William is pleased by a panoply of things that the grown-ups around him have forgotten to marvel at: ant nests, balloons, juicy coloring pens, snails, earwax, the roar of a plane at take-off, going underwater in the bath . . . He is an enthusiast of a class of uncomplicated things which have, unfairly, become boring to adults; like a great artist, he is a master at renewing his audience's appreciation of the so-called minor sides of life.

He is a particular fan, for instance, of “bed jumping.” You've got to have a long runway, he explains; it's best if you can start out in the corridor with the bed covered with a huge pile of pillows and the sofa cushions from downstairs. It's crucial that you get your arms properly up in the air as you run towards the target. When older people like Mama and Dada have a go, they tend to hold back and
keep their arms down by their sides, or else they do that halfhearted thing where they kind of clench their fists and keep them up near their chest. Either one reduces the payoff quite a lot.

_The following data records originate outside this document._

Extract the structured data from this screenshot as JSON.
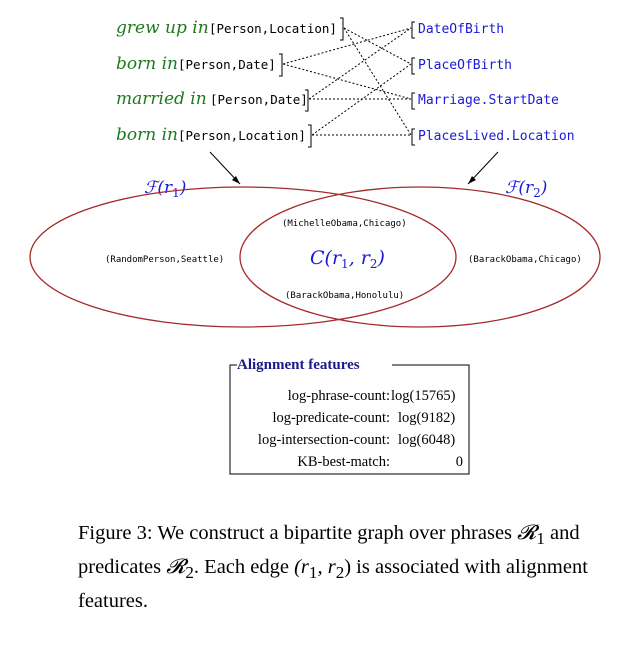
{
  "figure": {
    "phrases": [
      {
        "relation": "grew up in",
        "args": "[Person,Location]"
      },
      {
        "relation": "born in",
        "args": "[Person,Date]"
      },
      {
        "relation": "married in",
        "args": "[Person,Date]"
      },
      {
        "relation": "born in",
        "args": "[Person,Location]"
      }
    ],
    "predicates": [
      "DateOfBirth",
      "PlaceOfBirth",
      "Marriage.StartDate",
      "PlacesLived.Location"
    ],
    "edges": [
      [
        0,
        1
      ],
      [
        0,
        3
      ],
      [
        1,
        0
      ],
      [
        1,
        2
      ],
      [
        2,
        0
      ],
      [
        2,
        2
      ],
      [
        3,
        1
      ],
      [
        3,
        3
      ]
    ],
    "sets": {
      "left_label": "ℱ(r",
      "left_sub": "1",
      "right_label": "ℱ(r",
      "right_sub": "2",
      "center_label": "C(r",
      "center_sub1": "1",
      "center_mid": ", r",
      "center_sub2": "2",
      "left_only": "(RandomPerson,Seattle)",
      "right_only": "(BarackObama,Chicago)",
      "intersection_top": "(MichelleObama,Chicago)",
      "intersection_bottom": "(BarackObama,Honolulu)"
    },
    "alignment_features": {
      "title": "Alignment features",
      "rows": [
        {
          "name": "log-phrase-count:",
          "value": "log(15765)"
        },
        {
          "name": "log-predicate-count:",
          "value": "log(9182)"
        },
        {
          "name": "log-intersection-count:",
          "value": "log(6048)"
        },
        {
          "name": "KB-best-match:",
          "value": "0"
        }
      ]
    }
  },
  "caption": {
    "t1": "Figure 3: We construct a bipartite graph over phrases ",
    "R": "𝓡",
    "s1": "1",
    "t2": " and predicates ",
    "s2": "2",
    "t3": ". Each edge ",
    "edge_math": "(r",
    "e_s1": "1",
    "e_mid": ", r",
    "e_s2": "2",
    "t4": ") is associated with alignment features."
  }
}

Then there are the many important questions that need to be asked throughout the day: “Why is there dust?” “If you shaved a baby gorilla, would it look like a human baby?” “When will I stop being a child?” Anything can be a good starting point for curiosity when you haven't yet got to the stifling stage of supposedly knowing where your interests lie.

He's not worried about seeming abnormal, for there is as yet, blessedly, no such category in his imagination. His emotions remain unguarded. He is not afraid—for now—of humiliation. He doesn't know about notions of respectability, cleverness, or manliness, those catastrophic inhibitors of talent and spirit. His early childhood is like a laboratory for what humanity in general might be like if there were no such thing as ridicule.

Sometimes, when the mood strikes, he likes to wear his mother's heels and her bra and wants to be addressed as Lady William. He admires the hair of his classmate Arjun and tells Kirsten with considerable excitement one evening just how much he'd like to stroke it. Arjun would be a very nice husband to have, he adds.

His drawings add to the sweetness. Partly it's their exuberant optimism. The sun is always out, people are smiling. There's no attempt to peer below the surface and discover compromises and evasions. In his parents' eyes there's nothing trivial whatsoever about such cheer: hope is an achievement and their little boy is a champion at it. There's charm in his utter indifference to getting scenes “right.” Later, when art classes begin at school, he will be taught the rules of drawing and advised to pay precise attention to what is before his eyes. But for now he doesn't have to concern himself with how
exactly a branch is attached to a tree trunk or what people's legs and hands look like. He is gleefully unconcerned with the true and often dull facts of the universe. He cares only about what he feels and what seems like fun at this precise moment; he reminds his parents that there can be a good side to uninhibited egoism.